Membranes, the barriers between the living cell and the outside world, were little understood, and Davson studied the mechanisms of selective permeability, how some substances could cross this barrier whilst others were prevented. Red blood cells were readily obtained from a local abattoir, and Davson, often with Danielli, studied how electrically charged particles, or ions, of different chemical elements were transported into and out of the red cell, across the membrane.

Continuing money problems, exacerbated by the arrival of a daughter, lead Davson to apply for a research post, funded by the Medical Research Council, to work with an ophthalmologist, Dr (later Sir) Stewart Duke- Elder, studying eye fluids and the causative factors of glaucoma. A Rockefeller Foundation Fellowship in 1936, to work in the United States, and a Beit Fellowship the following year allowed him to develop his membrane work more fully, although an application in 1939 for a Senior Beit Fellowship was rejected because, he was told, work on cell membranes was not relevant to physiology. He therefore accepted a post at Dalhousie University in Canada, crossing the border from the US on the day war was declared.

Before leaving Britain, Davson had written an MSc thesis, which became the basis of a classic research text, Davson and Danielli's Permeability of Natural Membranes, that finally appeared in 1942. By then Davson, just awarded a DSc, had returned to Britain across a U-boat-infested Atlantic to undertake war work. Whilst his wife and daughter stayed in A.A. Milne's empty house in Chelsea, Davson worked at Porton Down on the effects of nitrogen mustard on the eye, and then with the Army Operational Research Group at Roehampton. With his expertise in visual physiology he was assigned to a project on night-time viewing in which he learned to drive Sherman tanks, bulldozers and army lorries along the darkened lanes of Surrey, with the aid of infra-red light.

Deciding after the war not to return to Canada, Davson began working once more on eye fluids at UCL, and then at the Institute of Ophthalmology in London, which he helped to establish in 1947, Duke-Elder becoming Director, with Davson as his deputy. Personal and intellectual differences between the two men led Davson to return to UCL, to the Department of Physiology.
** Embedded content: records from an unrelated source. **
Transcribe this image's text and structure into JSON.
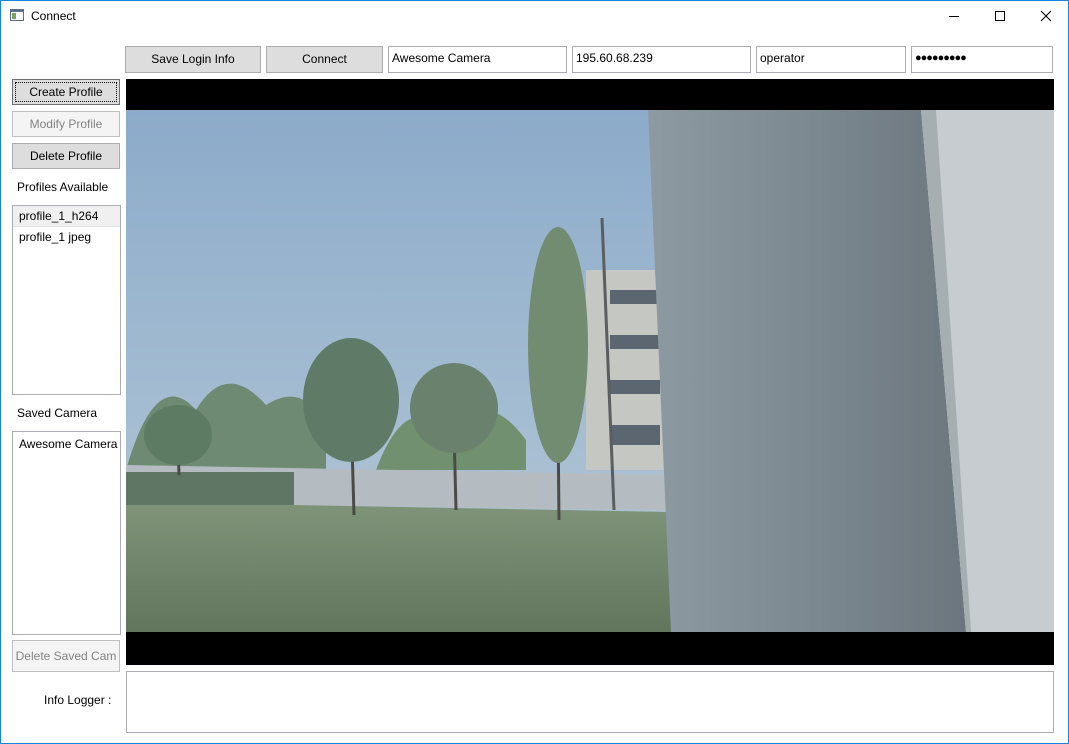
{
  "window": {
    "title": "Connect"
  },
  "toolbar": {
    "save_login_label": "Save Login Info",
    "connect_label": "Connect",
    "camera_name": "Awesome Camera",
    "ip_address": "195.60.68.239",
    "username": "operator",
    "password_masked": "●●●●●●●●●"
  },
  "profile_actions": {
    "create_label": "Create Profile",
    "modify_label": "Modify Profile",
    "delete_label": "Delete Profile"
  },
  "profiles": {
    "heading": "Profiles Available",
    "items": [
      "profile_1_h264",
      "profile_1 jpeg"
    ]
  },
  "saved_camera": {
    "heading": "Saved Camera",
    "items": [
      "Awesome Camera"
    ],
    "delete_label": "Delete Saved Cam"
  },
  "logger": {
    "label": "Info Logger :",
    "text": ""
  },
  "colors": {
    "window_border": "#1883d7",
    "button_bg": "#dddddd",
    "video_bg": "#000000"
  },
  "icons": {
    "minimize": "minimize-icon",
    "maximize": "maximize-icon",
    "close": "close-icon",
    "app": "app-window-icon"
  }
}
In an extensive oral history interview for the Physiological Society, Davson described this period as an appalling crisis.

He had built up a team of keen young researchers at the institute, and feeling that it would be unfair to continue working on the eye fluids, in competition with those had until so recently been his colleagues, he started a new research programme on the cerebrospinal fluid that bathes the brain. He wrote his first book on the subject, he said, because he knew nothing about it and needed to learn.
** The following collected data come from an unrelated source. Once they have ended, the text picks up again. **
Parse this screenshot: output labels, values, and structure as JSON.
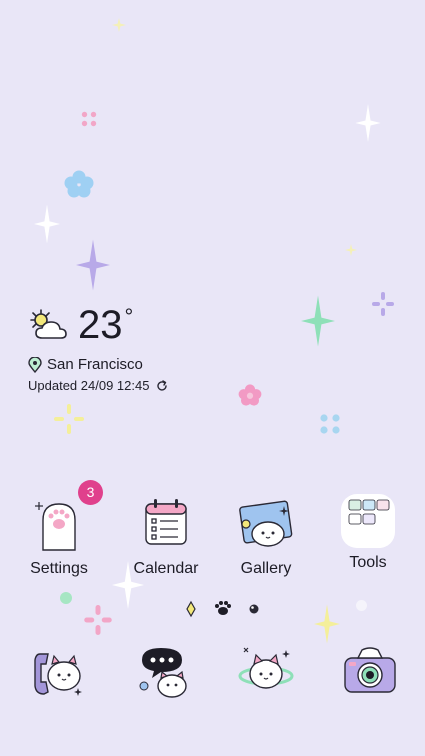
{
  "weather": {
    "temperature": "23",
    "degree_symbol": "°",
    "condition_icon": "partly-sunny-icon",
    "location": "San Francisco",
    "updated_text": "Updated 24/09 12:45"
  },
  "badge_color": "#e0408c",
  "accent_purple": "#a396d9",
  "apps": [
    {
      "label": "Settings",
      "icon": "settings-paw-icon",
      "badge": "3"
    },
    {
      "label": "Calendar",
      "icon": "calendar-icon"
    },
    {
      "label": "Gallery",
      "icon": "gallery-icon"
    },
    {
      "label": "Tools",
      "icon": "tools-folder-icon"
    }
  ],
  "page_indicator": {
    "pages": 3,
    "current": 2
  },
  "dock": [
    {
      "icon": "phone-icon"
    },
    {
      "icon": "messages-icon"
    },
    {
      "icon": "internet-icon"
    },
    {
      "icon": "camera-icon"
    }
  ]
}
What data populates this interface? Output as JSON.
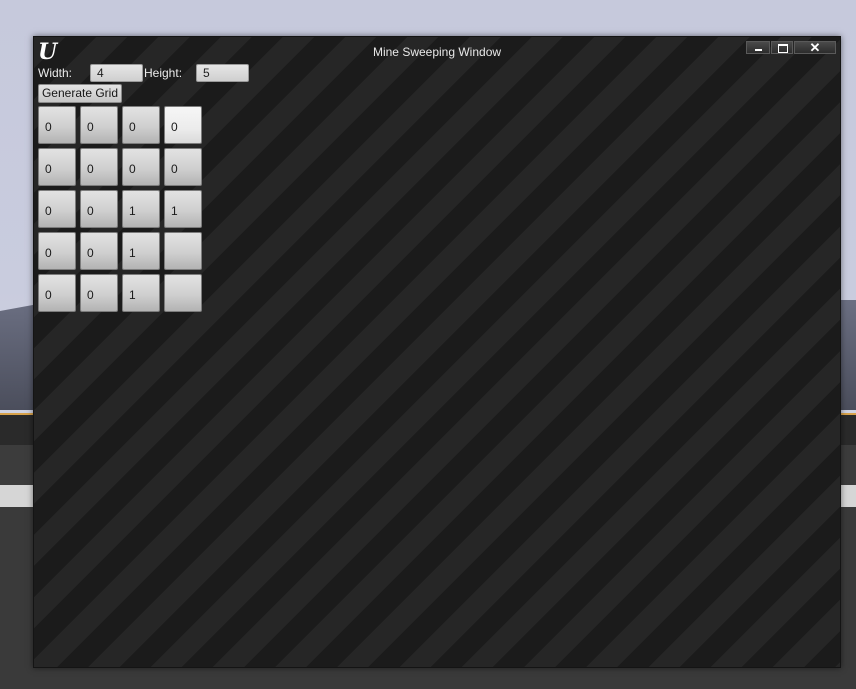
{
  "window": {
    "title": "Mine Sweeping Window",
    "logo_text": "U",
    "close_glyph": "✕"
  },
  "form": {
    "width_label": "Width:",
    "width_value": "4",
    "height_label": "Height:",
    "height_value": "5",
    "generate_label": "Generate Grid"
  },
  "grid": {
    "rows": [
      [
        "0",
        "0",
        "0",
        "0"
      ],
      [
        "0",
        "0",
        "0",
        "0"
      ],
      [
        "0",
        "0",
        "1",
        "1"
      ],
      [
        "0",
        "0",
        "1",
        ""
      ],
      [
        "0",
        "0",
        "1",
        ""
      ]
    ],
    "selected_cell": [
      0,
      3
    ]
  }
}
Employed as a member of staff of the Medical Research Council from 1954, he remained at UCL until his retirement in 1975, after which he held several visiting professorships in Britain and the US, and worked and wrote on transport across biological barriers until his death.

Davson's literary contributions to modern physiology are enormous. Amongst others, The Physiology of the Eye appeared in 1949 (he was working on a new edition when he died); two years later, the first edition of Textbook of General Physiology appeared. There were several more: he typed all the early drafts himself and prepared the indices from a massive array of cards.
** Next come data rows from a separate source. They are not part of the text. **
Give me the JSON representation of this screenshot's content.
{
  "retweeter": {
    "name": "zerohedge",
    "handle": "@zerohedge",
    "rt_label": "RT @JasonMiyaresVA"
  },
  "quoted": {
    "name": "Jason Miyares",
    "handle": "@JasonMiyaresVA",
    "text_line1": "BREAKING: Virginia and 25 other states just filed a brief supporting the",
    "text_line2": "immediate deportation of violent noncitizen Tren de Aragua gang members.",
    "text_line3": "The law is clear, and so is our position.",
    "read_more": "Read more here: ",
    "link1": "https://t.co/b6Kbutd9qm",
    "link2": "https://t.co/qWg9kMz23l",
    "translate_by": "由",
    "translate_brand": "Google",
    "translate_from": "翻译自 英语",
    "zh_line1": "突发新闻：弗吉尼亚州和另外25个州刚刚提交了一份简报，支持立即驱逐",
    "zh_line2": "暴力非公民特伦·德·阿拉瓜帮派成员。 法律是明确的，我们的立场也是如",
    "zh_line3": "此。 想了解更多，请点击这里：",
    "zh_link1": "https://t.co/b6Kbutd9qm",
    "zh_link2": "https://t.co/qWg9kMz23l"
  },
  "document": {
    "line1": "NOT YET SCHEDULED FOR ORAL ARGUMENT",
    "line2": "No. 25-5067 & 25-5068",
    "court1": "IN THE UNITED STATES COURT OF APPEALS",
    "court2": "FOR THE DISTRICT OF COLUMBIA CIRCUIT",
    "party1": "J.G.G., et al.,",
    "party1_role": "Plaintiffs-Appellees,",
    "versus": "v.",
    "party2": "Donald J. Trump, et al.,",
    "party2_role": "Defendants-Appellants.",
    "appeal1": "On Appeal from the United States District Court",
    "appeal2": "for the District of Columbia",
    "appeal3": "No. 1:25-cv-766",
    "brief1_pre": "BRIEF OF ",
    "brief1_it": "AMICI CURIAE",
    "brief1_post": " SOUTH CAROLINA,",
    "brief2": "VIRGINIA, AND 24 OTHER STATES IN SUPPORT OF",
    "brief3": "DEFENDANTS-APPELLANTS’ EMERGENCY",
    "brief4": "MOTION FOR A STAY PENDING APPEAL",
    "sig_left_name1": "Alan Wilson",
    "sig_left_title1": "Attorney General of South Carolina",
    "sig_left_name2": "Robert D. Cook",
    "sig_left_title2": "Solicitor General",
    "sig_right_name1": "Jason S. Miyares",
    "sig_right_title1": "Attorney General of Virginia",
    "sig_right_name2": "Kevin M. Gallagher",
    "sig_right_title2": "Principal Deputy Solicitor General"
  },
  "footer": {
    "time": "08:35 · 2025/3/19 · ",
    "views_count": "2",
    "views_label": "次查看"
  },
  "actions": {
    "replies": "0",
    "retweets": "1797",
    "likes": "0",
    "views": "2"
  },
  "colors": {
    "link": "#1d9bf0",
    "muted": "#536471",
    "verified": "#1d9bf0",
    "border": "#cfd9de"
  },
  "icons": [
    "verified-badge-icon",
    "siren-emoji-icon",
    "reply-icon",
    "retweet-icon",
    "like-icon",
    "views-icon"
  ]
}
In 1985 he was elected an Honorary Member of the Physiological Society, of which had been a member for 45 years, but, probably because of his determined individuality and self-confessed lack of tact, received few other accolades from Britain. In contrast he was well recognised in the US, being awarded numerous prizes and honours, including the Fogarty Scholarship in 1975, and in 1993 the American Physiological Society inaugurated an eponymous lecture in his honour, a distinction that gave him particular pleasure.

For his services in promoting Yugoslav-British academic exchanges, he was elected to the Serbian Academy of Sciences, only the third Englishman, after William Gladstone and the sculptor Henry Moore, to be so honoured.

Hugh Davson, physiologist: born London 25 November 1909; married 1931 Marjorie Heath (died 1994; one daughter); died Georgeham, Devon 2 July 1996.